Teams are sparsely distributed, more so if you have many contract researchers and suppliers to work with. A robust PLM implementation bridges these gaps by providing real-time visibility and collaboration.
Fragmented and incomplete product knowledge, especially with contracted research, supplier materials, production equipment, can hinder progress.
For any product there’s an endless chain of communication between internal and external teams. Knowledge is shared both in structured and unstructured forms but rarely curated on a central PLM platform.
Having a collaborative PLM deployment that supports structured transactional data (specifications, formulations, labeling), semi-structured machine data (tests, results), and unstructured data (documents, images, packaging), along with powerful search capabilities, enhances knowledge discovery multifold.
Uncertainty stemming from changing product roadmaps, business models, company structures, and mergers/acquisitions can disrupt PLM implementation projects.
In a competitive and volatile market, product strategies evolve, new business models emerge, and products get acquired or divested - all impacting an organisation’s ability to respond rapidly.

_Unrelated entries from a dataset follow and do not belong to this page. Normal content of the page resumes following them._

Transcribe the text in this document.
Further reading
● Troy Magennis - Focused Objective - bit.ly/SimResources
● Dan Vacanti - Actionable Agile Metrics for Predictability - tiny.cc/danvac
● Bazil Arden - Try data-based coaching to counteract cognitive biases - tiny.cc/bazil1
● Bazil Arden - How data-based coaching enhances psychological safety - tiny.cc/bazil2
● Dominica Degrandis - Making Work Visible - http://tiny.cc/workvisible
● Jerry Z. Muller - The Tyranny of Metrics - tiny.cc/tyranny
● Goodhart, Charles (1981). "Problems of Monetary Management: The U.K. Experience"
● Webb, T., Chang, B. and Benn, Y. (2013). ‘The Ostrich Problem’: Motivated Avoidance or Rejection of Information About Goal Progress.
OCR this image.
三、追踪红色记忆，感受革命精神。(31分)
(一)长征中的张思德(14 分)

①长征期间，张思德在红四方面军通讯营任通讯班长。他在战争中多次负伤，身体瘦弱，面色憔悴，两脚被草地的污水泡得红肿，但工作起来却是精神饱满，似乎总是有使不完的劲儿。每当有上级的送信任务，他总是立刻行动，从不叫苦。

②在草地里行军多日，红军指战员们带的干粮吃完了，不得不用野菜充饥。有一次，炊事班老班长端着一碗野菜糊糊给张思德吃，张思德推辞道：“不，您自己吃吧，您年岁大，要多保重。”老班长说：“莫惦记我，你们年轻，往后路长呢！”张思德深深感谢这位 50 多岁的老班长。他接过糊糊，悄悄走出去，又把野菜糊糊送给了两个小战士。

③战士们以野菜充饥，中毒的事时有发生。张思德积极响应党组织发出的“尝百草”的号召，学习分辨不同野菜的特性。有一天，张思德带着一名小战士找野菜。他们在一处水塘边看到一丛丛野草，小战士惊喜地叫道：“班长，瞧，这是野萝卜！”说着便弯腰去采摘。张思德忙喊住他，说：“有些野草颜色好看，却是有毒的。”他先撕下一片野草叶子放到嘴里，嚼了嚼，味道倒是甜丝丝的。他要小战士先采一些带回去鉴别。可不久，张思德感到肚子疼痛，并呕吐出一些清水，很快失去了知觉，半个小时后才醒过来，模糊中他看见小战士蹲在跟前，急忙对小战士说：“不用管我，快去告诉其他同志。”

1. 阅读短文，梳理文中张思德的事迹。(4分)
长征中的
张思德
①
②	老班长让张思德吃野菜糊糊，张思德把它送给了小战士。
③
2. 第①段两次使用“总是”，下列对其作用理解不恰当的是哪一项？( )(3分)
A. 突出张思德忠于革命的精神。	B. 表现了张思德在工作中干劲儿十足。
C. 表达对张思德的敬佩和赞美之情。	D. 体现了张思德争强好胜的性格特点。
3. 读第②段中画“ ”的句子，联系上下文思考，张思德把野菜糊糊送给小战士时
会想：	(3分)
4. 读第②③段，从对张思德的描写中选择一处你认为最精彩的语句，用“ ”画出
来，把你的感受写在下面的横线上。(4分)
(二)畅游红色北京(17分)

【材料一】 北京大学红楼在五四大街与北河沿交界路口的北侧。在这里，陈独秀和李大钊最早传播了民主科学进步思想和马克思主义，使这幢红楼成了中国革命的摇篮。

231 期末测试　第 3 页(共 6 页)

A successful closed loop PLM implementation with agile processes allows organizations to respond in a timely and structured manner. A scalable, cloud-based PLM platform can flex according to organizational changes during mergers or acquisitions, adapting to project complexity and scale.
In nutshell business need to adopt a centralised cloud managed adaptable PLM platform with collaborative and integration capabilities to overcome the key challenges.